The exchanges are looking, too, at longer-term fixes. Nasdaq has applied for the right to operate an open exchange for interest-rate swaps. Several other exchanges—such as a joint venture of the Chicago Mercantile Exchange and the Citadel hedge fund, as well as NYSE Euronext, Atlanta's IntercontinentalExchange and Eurex, the derivatives unit of Deutsche Börse—want to create markets for credit default swaps.
Such contracts have been blamed for much of the credit-market tightening in recent days. They are now typically traded between single large institutional investors and don't have the help of a clearinghouse backing them or transparent pricing. Investors are extremely nervous about the value of these invisible swaps held by financial institutions. Shareholders in, say, Goldman Sachs (GS) dont know what swaps it holds, who it got them from (from Lehman?), how much the swaps are worth, or whether the swaps threaten the firms capital. Seeing the trades in open-exchange markets would remove a lot of the uncertainty.
"The big lesson out of all of this is that more products should be made to go onto exchanges," says Meyer S. 'Sandy' Frucher, Nasdaq vice-chairman and a longtime market expert. "There is a reason why you have exchanges and why they're visible and transparent."

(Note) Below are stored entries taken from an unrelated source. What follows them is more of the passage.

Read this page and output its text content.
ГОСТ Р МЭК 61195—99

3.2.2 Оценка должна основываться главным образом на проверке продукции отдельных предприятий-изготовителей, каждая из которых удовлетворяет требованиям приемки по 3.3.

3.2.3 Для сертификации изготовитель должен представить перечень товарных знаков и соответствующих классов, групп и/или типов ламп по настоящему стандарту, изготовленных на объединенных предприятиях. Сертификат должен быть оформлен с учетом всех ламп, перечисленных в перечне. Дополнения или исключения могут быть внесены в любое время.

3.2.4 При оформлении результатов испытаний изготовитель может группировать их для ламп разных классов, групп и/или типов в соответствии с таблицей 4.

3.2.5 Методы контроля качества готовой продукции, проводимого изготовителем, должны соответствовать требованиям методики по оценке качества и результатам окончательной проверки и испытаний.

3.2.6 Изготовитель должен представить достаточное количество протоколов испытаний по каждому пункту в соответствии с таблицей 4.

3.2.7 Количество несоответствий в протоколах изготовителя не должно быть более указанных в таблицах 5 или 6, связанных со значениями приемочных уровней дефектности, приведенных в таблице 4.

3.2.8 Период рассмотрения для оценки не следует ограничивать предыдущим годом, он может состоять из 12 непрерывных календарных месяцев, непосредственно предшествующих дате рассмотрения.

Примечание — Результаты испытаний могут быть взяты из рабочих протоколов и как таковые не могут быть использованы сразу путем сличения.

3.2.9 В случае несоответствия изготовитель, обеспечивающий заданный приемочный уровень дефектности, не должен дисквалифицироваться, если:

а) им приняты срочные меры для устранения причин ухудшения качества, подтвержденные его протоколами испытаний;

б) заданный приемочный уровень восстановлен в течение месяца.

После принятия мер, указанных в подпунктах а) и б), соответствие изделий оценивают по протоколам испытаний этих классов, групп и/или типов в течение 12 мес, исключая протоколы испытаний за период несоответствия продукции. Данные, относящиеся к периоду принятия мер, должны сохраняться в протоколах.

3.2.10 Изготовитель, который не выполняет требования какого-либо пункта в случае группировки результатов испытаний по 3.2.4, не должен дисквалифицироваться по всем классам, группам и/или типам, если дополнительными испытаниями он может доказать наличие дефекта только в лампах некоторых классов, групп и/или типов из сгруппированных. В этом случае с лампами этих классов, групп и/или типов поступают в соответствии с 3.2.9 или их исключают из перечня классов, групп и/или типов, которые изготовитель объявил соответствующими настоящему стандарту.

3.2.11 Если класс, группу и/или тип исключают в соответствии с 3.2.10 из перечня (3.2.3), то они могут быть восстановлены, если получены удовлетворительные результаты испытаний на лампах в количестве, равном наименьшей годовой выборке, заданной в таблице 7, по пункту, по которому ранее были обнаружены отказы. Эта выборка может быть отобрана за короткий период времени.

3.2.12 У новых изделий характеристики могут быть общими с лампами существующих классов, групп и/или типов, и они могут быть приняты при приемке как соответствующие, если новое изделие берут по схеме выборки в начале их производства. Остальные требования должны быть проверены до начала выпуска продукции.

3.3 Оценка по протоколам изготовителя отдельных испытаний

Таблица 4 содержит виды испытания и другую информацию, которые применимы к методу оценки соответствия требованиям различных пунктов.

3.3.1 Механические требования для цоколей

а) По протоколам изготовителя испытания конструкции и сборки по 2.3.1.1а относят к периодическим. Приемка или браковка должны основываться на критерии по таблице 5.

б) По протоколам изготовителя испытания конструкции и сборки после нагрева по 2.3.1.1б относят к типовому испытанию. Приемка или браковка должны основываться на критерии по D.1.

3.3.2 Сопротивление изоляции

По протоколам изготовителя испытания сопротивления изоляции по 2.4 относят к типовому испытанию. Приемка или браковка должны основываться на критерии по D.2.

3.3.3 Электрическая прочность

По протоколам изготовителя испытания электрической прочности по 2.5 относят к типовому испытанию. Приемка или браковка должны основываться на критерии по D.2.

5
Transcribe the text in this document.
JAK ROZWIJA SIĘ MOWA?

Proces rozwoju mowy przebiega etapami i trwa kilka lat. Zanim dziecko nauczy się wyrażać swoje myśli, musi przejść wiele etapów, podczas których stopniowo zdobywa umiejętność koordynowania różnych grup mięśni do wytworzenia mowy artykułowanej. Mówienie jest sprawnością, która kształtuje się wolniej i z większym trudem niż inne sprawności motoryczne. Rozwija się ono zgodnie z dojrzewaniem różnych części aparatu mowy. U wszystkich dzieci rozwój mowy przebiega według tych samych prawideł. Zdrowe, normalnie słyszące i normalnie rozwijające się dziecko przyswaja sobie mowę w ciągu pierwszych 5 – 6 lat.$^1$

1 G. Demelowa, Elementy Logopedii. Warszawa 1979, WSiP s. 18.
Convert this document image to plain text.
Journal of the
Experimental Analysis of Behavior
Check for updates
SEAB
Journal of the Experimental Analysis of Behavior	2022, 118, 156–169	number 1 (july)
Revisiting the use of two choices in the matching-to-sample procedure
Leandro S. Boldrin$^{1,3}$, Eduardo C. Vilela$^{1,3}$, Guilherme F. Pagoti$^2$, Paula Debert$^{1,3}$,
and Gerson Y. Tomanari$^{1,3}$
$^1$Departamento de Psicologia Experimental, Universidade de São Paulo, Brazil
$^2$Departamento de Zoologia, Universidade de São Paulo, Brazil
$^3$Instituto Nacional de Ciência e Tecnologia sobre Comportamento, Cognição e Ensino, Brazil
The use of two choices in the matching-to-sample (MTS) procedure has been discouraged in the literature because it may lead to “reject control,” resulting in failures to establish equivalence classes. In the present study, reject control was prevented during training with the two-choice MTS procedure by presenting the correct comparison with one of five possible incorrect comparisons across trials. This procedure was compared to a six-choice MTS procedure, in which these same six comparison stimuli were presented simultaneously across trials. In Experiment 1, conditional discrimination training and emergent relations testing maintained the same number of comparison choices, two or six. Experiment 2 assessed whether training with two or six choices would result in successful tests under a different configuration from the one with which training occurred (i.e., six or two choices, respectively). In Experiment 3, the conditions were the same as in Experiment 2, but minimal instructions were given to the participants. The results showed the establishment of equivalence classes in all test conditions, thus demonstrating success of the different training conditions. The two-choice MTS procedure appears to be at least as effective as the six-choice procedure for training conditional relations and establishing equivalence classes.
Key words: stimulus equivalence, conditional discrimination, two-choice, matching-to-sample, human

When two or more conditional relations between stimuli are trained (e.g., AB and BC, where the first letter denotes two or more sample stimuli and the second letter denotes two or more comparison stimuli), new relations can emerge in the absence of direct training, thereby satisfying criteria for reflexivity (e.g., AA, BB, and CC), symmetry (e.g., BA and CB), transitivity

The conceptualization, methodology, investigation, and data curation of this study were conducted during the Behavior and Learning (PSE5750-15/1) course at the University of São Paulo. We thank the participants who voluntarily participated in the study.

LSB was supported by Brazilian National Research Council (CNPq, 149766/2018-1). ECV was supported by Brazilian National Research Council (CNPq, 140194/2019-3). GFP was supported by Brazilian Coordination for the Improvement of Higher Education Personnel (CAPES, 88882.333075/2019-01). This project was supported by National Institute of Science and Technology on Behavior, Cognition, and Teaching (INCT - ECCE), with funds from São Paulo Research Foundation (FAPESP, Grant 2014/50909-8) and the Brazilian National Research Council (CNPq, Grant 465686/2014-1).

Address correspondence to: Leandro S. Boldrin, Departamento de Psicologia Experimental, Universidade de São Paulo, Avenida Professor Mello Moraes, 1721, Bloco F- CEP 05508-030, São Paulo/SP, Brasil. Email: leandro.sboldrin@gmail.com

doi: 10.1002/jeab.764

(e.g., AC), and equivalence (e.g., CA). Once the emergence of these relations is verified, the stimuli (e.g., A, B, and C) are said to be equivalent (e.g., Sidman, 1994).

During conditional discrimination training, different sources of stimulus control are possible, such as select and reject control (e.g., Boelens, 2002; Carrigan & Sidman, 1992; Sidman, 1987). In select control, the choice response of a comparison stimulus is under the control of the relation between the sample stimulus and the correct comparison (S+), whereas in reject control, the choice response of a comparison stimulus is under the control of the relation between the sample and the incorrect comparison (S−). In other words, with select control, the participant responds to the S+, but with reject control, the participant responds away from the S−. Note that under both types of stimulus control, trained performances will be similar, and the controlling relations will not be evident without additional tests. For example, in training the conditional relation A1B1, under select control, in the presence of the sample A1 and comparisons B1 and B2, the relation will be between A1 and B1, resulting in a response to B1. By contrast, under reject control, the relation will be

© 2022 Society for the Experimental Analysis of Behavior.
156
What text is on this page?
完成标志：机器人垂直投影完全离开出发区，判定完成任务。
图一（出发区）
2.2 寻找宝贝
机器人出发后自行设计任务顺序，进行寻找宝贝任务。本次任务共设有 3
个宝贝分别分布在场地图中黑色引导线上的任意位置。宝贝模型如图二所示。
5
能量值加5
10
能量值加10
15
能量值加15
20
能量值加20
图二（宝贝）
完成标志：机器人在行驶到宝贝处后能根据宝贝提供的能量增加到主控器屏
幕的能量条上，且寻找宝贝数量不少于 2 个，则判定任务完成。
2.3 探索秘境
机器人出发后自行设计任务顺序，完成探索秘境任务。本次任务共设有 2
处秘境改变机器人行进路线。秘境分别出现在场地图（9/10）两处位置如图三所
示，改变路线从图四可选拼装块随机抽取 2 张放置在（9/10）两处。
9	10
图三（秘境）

The opening of such new exchanges, aimed at making sorely needed improvements in the credit markets, would be a long-term solution. Indeed, they likely wouldn't start operating for at least a month, and probably not until well into next year.
To combat the immediate problems now, some experts are calling for a bold back-to-the-future step. Half-seriously, some observers argue that specialists, the floor-dwellers who for years made markets on the floor of the New York Stock Exchange, ought to be relied on as never before. The fast-fading group long lent a human touch to trades, closing them manually for buyers and sellers.
Such specialists have been largely made obsolete by the advance of computerized trading, but some believe the speed that resulted wasn't entirely a good thing. Empowering specialists anew might be impractical when millions of shares change hands instantaneously every day. But turning back the clock on the disastrous markets now plaguing investors might not be a bad thing.
Joseph Weber is BusinessWeek's chief of correspondents, based in Chicago.